При жизни Малки он носил ее фотокарточку в своем бумажнике. Теперь, после ее смерти, это фото было заставкой в его мобильнике. Либор редко им пользовался по прямому назначению, плохо различая кнопки, но то и дело поглядывал на заставку, в том числе посреди беседы. Ее образ всегда был с ним благодаря современной технике. И благодаря Финклеру, который сделал ему эту настройку.
Либор показывал телефонное фото Треславу; Малки на нем была молодой, как в самом начале их знакомства. Ее взгляд был веселым, озорным, любящим и притом слегка затуманенным, как будто она смотрела сквозь дымку - если только это не была дымка перед взором Треслава.
Не исключено, что и во время встречи с той женщиной, когда она задавала вопросы про знак зодиака и любимые группы, Либор украдкой поглядывал на экран телефона, пряча его под столом.

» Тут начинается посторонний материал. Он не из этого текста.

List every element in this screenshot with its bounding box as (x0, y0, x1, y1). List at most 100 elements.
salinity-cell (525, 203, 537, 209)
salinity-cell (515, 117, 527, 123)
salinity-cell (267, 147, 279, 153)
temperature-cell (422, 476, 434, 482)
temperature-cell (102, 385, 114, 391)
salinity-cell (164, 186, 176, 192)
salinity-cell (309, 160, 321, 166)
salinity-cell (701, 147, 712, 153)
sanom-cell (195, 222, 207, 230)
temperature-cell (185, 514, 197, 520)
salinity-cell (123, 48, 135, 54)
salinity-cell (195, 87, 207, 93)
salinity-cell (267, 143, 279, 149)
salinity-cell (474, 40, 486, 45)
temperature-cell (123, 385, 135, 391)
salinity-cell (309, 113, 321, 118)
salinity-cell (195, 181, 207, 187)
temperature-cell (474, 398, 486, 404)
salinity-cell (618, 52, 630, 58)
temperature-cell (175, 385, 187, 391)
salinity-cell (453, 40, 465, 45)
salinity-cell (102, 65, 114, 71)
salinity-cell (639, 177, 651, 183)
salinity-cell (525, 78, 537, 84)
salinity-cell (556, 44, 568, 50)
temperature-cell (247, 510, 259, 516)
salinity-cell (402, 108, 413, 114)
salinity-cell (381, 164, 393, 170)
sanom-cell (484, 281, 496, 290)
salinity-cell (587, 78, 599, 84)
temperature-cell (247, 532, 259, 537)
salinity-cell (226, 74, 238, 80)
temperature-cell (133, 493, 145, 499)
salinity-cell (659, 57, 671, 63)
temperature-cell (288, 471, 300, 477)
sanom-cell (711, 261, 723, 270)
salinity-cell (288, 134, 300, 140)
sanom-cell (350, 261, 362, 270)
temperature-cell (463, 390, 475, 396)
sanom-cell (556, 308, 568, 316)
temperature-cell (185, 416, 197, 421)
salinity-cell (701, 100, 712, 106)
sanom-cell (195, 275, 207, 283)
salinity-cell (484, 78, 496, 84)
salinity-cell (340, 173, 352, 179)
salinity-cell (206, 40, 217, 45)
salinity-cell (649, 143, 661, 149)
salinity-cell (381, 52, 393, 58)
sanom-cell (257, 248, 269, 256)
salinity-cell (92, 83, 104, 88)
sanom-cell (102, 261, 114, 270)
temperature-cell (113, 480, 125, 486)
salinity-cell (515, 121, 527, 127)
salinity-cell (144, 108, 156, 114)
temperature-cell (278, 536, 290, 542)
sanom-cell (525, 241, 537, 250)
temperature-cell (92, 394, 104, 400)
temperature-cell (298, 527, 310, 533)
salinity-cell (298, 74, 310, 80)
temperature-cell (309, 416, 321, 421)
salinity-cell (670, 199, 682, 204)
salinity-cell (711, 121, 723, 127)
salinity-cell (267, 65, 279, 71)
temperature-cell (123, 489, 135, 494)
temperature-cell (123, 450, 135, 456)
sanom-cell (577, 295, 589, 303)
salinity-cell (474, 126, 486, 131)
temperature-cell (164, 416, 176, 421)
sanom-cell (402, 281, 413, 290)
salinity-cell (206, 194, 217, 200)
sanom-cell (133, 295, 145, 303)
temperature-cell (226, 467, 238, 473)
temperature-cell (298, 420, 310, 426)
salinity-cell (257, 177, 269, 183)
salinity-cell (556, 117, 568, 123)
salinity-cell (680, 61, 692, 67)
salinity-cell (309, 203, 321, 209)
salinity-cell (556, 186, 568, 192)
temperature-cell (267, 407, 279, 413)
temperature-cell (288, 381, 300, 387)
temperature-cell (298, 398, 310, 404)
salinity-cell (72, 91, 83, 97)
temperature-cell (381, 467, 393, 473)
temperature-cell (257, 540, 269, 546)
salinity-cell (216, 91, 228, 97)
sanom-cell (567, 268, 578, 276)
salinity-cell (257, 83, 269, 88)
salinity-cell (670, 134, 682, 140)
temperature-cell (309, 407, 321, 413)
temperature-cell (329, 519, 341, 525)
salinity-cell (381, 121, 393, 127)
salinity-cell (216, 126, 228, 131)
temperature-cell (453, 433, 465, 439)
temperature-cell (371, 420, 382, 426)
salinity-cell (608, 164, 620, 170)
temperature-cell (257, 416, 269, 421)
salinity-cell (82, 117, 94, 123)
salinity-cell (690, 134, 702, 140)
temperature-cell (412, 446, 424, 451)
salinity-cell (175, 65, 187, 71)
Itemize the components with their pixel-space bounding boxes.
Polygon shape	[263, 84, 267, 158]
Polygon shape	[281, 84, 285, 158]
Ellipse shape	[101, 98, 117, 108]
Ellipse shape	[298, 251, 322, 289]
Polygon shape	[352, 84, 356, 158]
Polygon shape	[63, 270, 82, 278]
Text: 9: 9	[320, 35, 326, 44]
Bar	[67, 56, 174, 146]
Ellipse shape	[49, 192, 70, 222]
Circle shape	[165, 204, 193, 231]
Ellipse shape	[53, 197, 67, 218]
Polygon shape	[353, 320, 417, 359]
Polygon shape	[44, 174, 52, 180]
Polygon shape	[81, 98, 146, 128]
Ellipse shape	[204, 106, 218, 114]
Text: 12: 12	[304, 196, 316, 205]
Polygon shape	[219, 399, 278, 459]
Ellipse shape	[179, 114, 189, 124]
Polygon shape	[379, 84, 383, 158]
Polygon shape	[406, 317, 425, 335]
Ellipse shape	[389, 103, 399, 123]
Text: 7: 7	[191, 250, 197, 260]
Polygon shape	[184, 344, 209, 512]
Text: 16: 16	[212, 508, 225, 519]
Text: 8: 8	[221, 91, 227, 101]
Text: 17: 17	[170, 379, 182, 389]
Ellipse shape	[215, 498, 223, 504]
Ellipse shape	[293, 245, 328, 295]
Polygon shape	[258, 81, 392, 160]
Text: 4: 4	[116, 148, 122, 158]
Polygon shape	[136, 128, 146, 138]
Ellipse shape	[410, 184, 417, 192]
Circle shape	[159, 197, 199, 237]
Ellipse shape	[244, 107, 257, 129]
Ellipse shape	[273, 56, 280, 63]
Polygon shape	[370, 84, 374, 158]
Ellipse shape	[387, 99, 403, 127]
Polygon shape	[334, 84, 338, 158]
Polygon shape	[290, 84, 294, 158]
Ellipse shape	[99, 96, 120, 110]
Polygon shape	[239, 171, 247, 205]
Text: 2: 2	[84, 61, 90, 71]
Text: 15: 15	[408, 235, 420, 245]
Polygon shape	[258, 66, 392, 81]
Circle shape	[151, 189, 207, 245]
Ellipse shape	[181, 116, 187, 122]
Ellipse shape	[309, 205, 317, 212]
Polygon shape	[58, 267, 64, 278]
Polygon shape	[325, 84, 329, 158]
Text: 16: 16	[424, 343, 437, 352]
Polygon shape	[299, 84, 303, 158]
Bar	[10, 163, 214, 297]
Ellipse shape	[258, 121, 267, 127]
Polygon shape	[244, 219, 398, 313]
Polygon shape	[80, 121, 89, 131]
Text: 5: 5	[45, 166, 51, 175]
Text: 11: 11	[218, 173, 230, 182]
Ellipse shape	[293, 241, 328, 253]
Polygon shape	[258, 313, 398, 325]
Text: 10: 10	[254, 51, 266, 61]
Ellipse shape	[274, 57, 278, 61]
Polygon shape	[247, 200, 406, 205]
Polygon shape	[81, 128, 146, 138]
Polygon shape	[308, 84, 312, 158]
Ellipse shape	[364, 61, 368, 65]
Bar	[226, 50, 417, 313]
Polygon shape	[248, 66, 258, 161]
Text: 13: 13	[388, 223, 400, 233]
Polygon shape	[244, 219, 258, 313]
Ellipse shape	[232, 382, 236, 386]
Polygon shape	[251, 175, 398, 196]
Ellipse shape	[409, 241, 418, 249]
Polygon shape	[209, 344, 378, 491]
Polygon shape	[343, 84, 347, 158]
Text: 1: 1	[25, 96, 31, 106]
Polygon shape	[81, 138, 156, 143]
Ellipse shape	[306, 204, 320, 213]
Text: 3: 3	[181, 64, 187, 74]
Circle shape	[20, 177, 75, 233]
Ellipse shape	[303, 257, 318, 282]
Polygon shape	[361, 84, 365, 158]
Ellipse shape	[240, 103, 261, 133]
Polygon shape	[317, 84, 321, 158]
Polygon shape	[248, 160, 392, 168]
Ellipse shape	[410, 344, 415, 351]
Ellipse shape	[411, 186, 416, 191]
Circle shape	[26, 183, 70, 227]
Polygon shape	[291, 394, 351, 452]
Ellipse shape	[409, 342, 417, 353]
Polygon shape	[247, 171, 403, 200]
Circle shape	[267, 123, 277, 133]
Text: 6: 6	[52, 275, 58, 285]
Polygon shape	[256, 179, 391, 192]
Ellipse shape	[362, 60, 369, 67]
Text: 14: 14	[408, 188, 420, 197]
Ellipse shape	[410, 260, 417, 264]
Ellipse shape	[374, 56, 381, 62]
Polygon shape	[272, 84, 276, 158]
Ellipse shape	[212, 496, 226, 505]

- Должно быть, она с тобой неплохо развлеклась, - сказал Треслав.
- Ничего подобного, можешь мне поверить. Я потом послал ей букет цветов в качестве извинения.
- Но, Либор, она подумает, что ты хочешь продолжить знакомство.
- Чушь! Вы, англичане, при виде цветочка сразу думаете о предложении руки. Но она так не подумает. Я приложил к букету записку.
- Надеюсь, не грубую.
- Конечно нет. Я просто хотел, чтобы она увидела по почерку, как дрожат мои старые руки.
- Она может вообразить, что это дрожь от любовного волнения.
- Навряд ли. Я намекнул ей, что я импотент.
- Так вы с ней дошли до интимных тем?
- Я сказал это как раз для того, чтобы предотвратить интимность. И потом, я же не говорил, что это она сделала меня импотентом.
Треслав был смущен разговором на тему потенции. И не только потому, что недавно его мужественность жестоко пострадала в результате нападения женщины. Он был воспитан не так, как, видимо, были воспитаны финклеры, могущие свободно говорить о своих сексуальных проблемах людям, с которыми они не занимались сексом.
- И все же… - начал он.
Но Либор не почувствовал его смущения и продолжил:
- На самом деле я не импотент, хотя одно время им был. С подачи Малки. Я тебе рассказывал про ее знакомство с Горовицем?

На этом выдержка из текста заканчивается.